From pictures to passwords: the rise of emoji authentication
With the language firm Today Translations recently announcing that it is hiring its first Emoji translator, the evolution of emojis from a novelty into a part of today’s digital world and generation is clear.
Through the use of facial expressions and pictures, emojis have created a universal language which can be understood by people the world over. In fact the ‘Faces with Tears of Joy’ emoji was chosen as the Oxford Dictionary’s word of the year, just in case you’re questioning its linguistic legitimacy. Inevitably, the new alphabet and subsequent language is finding interesting new uses, with the potential for improving security, and more specifically passwords, possibly being an exciting avenue for emojis.
Currently, and on the command of internet security experts, we create passwords that are a puzzling combination of upper and lower case letters, numbers and symbols; all the while, different for every single account in our name. As the complexity of passwords leads them to become more difficult to remember, this in turn leads to security issues, such as people committing the cardinal sin of writing down or saving passwords on unencrypted documents.
With their rising popularity, memorable images and wide range of characters, emojis are an interesting choice of symbol for the authentication process.

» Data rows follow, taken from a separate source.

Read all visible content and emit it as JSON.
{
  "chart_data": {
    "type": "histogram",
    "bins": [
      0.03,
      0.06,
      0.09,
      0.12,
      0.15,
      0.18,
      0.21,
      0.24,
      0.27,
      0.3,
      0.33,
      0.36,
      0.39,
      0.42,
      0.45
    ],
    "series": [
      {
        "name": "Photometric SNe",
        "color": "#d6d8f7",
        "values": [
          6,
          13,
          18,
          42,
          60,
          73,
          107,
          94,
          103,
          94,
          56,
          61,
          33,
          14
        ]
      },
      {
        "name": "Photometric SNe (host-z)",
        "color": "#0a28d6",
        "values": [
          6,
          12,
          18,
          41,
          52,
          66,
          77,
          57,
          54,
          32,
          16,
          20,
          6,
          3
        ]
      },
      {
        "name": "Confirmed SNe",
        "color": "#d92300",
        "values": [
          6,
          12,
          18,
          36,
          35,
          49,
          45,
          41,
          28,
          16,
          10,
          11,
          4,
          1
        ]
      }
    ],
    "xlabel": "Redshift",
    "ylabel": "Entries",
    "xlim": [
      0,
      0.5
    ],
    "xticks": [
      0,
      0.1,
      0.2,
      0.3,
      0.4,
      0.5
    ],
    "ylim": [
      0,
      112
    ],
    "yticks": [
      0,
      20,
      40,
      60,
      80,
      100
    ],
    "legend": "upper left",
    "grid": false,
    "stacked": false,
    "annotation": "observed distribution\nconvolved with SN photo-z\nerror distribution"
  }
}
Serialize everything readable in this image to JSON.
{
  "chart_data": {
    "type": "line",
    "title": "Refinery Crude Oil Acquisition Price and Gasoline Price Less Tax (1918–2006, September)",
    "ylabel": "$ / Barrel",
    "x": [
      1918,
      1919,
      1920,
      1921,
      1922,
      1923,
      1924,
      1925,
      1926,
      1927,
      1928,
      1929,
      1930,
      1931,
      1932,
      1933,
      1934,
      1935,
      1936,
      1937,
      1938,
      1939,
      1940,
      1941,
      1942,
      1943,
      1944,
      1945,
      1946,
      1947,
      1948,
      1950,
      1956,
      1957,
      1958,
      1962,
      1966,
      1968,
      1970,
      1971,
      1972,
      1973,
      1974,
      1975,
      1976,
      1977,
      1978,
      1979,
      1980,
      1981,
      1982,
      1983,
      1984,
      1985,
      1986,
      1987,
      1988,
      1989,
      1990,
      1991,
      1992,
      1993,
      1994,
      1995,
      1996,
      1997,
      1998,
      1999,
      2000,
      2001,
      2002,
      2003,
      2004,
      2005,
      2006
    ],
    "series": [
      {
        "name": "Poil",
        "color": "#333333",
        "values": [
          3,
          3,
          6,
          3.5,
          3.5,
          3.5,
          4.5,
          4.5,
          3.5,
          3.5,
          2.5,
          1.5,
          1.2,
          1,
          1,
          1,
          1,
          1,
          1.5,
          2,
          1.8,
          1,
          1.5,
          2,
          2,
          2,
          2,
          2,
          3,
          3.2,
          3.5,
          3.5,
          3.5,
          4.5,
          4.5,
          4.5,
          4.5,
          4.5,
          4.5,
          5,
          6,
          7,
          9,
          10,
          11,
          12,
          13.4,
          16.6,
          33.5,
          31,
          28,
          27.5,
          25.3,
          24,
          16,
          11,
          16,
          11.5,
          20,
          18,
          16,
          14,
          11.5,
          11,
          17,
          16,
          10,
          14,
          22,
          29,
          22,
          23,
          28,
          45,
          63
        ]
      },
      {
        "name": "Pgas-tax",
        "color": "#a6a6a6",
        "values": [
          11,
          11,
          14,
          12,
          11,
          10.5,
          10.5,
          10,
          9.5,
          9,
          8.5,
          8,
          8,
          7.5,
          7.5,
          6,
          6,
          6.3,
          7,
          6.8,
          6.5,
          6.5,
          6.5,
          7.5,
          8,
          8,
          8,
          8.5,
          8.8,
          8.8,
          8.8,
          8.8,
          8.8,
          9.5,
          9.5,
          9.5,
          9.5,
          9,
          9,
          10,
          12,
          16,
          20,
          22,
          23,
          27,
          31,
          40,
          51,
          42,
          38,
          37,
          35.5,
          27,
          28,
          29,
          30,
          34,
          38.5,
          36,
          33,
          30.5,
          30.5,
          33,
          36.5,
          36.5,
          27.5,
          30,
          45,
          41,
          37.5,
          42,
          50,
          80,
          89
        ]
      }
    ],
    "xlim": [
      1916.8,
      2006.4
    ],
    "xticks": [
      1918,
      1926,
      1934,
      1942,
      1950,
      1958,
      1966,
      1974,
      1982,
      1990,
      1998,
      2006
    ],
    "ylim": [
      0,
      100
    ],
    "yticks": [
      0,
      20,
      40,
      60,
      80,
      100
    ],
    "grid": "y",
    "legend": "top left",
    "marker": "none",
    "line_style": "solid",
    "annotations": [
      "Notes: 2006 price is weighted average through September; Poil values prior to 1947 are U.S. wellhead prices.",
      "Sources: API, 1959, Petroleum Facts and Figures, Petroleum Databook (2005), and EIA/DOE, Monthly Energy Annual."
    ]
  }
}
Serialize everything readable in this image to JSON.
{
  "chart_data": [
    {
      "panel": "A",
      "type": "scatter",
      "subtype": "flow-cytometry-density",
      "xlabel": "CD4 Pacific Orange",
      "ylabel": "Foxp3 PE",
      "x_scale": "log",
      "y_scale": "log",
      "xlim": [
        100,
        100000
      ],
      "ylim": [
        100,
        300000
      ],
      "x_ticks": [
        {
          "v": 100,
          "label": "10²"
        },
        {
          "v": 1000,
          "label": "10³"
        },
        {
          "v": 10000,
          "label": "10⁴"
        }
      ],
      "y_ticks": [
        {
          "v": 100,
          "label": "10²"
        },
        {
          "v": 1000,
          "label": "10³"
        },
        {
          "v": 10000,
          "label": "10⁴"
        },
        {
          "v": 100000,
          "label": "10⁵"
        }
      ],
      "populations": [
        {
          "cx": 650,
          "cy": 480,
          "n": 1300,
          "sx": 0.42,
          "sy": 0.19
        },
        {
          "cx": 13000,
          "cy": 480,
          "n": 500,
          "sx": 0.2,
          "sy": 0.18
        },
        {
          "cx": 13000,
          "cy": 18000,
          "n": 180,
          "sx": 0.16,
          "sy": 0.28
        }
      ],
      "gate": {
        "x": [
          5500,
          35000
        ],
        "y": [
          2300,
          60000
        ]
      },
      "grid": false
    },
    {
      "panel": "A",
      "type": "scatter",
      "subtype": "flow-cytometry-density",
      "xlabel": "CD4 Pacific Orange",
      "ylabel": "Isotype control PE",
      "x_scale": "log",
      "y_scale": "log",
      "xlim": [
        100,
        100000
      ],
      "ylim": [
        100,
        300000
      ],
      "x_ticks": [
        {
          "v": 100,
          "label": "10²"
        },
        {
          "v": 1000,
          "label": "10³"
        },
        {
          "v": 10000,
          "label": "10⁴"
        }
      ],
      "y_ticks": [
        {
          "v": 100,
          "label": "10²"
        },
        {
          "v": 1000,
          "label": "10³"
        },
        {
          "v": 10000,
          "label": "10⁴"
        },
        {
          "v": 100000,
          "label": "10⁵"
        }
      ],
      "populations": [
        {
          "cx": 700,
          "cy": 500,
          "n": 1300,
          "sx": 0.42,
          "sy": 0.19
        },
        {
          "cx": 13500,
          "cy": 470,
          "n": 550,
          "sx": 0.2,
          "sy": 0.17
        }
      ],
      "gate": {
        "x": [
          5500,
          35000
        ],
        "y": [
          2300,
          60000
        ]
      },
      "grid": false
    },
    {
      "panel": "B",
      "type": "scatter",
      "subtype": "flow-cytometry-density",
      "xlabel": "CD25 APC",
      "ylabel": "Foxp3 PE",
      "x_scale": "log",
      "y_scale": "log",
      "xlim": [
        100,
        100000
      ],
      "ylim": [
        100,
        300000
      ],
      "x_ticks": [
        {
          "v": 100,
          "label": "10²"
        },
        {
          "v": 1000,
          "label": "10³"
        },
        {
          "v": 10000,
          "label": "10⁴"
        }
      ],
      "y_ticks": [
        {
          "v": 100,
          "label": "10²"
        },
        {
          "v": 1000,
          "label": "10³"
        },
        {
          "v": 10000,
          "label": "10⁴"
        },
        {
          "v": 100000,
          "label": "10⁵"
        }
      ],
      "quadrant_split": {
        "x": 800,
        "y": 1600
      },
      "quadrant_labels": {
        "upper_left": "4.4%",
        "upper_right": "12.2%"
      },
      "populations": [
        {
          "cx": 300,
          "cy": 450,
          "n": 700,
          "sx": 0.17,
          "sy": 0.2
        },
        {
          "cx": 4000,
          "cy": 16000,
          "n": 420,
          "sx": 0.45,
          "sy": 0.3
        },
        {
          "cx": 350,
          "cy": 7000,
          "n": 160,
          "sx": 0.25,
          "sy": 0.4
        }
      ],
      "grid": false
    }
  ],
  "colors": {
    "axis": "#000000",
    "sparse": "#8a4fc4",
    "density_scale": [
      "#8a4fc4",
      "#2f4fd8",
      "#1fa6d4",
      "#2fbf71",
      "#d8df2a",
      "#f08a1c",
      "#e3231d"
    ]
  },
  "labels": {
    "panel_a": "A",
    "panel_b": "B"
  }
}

Given that there are nearly 3.5 million unique permutations of 44 non-repeating emojis compared to the 7,290 of four non-repeating numbers and a whole host of branded emojis all the way from Kim Kardashian to Disney, you could be forgiven for thinking that this may lead to even more confusing variables. But actually because of their unique, distinctive and instantly recognisable nature, the variables might not only make it harder for fraudsters to hack accounts, but potentially make it easier for us to remember.
But how would this work for business? If a picture paints a thousand words then the 3.5 million that emojis paint could be soon adopted by companies and organisations. Before they do this though, it might be worth considering whether customers would only be using mobiles or tablets where the emoji keyboard is easily accessible for the authentication process. If so would – would people only be able to login on tablets and mobiles or would they need to have two logins for both platforms? Or perhaps it may not be long until we see real life emoji keyboards for computers.
Using emojis could well be a method of getting the remaining few stragglers on to online banking. In the US where there is a slower adoption, security and password fears make up part of the reason why people resist.
But is the emoji really the answer? Given the high rate of visual recall, we could be led to believe that this could end the blight of password resets, after all who could forget the smug, yellow, tears of joy face? However the problem for emojis lies in whether this is a feasible move for online authentication.
If emoji passwords are going to work, a meeting point needs to be found between the security benefits and the practicalities. Given that device agnostics are a simple solution that has already been presented to the market, now could be the time to strengthen the authentication process. But with the rise of emojis and the continued evolution as a universal language we may see them infiltrate our lives more and more.